By Andrew Goudsward
(Reuters) – Lawyers representing a group of Colorado voters are set to deliver closing arguments on Wednesday in a lawsuit seeking to disqualify former President Donald Trump from the state’s ballot next year over his role in the Jan. 6, 2021, attack on the U.S. Capitol by his supporters.
The voters are seeking to use the U.S. Constitution’s 14th Amendment, which bars officials who have engaged in “insurrection or rebellion” from holding public office, to argue that Trump is ineligible to run for president in 2024. The provision was ratified in 1868 following the U.S. Civil War.
The case represents a test of legal efforts to use the 14th Amendment to block Trump’s candidacy. It is the first such case to go to trial.

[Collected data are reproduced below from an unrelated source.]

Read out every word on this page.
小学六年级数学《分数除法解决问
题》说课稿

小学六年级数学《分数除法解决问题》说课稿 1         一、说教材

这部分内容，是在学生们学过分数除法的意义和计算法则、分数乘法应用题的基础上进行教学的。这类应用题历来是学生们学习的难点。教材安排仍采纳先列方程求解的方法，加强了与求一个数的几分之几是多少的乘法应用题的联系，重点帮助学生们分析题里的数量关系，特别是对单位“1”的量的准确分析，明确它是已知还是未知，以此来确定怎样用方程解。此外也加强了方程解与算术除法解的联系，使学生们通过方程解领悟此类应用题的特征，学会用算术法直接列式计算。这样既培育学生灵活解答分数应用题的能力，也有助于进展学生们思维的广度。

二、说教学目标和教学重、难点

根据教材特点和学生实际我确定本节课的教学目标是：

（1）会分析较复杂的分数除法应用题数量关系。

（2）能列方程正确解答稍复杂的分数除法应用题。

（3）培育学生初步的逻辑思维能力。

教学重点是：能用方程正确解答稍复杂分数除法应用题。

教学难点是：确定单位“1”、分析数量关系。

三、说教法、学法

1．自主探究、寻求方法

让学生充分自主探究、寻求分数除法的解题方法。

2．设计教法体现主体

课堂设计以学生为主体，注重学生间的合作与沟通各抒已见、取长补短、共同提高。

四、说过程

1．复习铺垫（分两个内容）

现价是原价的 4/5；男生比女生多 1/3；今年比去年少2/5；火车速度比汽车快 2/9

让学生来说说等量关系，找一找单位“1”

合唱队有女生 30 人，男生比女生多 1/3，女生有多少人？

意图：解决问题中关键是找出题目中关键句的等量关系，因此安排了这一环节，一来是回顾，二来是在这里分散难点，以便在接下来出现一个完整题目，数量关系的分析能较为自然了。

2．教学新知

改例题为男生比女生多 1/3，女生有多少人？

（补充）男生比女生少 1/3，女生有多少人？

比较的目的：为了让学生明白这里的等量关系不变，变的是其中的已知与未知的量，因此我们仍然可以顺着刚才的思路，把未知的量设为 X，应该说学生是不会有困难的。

The voters, represented in the case by the watchdog group Citizens for Responsibility and Ethics in Washington (CREW), sued Colorado’s secretary of state, the state’s top elections official, in a bid to block Trump’s inclusion on the ballot. Trump is the frontrunner for the Republican nomination to challenge Democratic President Biden in the 2024 U.S. election.
Lawyers in the case on Wednesday will make their final pitch to Colorado District Court Judge Sarah Wallace, who will decide the case, following a weeklong trial that featured testimony from U.S. lawmakers, legal experts and Republican political operatives.
Thousands of people stormed the Capitol in a failed attempt to prevent Congress from certifying Biden’s 2020 victory over Trump. The lawyers for the voters have sought to convince the judge that Trump’s actions in spreading false claims of voter fraud, summoning his supporters to Washington on the day of the riot and initially refusing pleas to quell the violence amounted to an insurrection.
Trump’s lawyers have denied that he incited his supporters to violence and have argued that disqualifying him from the ballot would set a dangerous precedent.
Colorado is regarded as a safely Democratic state by nonpartisan election forecasters. Regardless of whether Trump is on the ballot, Biden would be expected to win there. But CREW and other activists are seeking to bring a series of legal challenges to Trump’s eligibility based on the 14th Amendment language.
Courts in Michigan and Minnesota have ruled that Trump can remain on the ballot for the Republican primaries in those states, but declined to immediately decide on his eligibility for the November 2024 general election.
The cases raise several unsettled legal questions. Many experts view the effort as a legal longshot. The U.S. Supreme Court, whose 6-3 conservative majority includes three Trump appointees, may ultimately weigh in.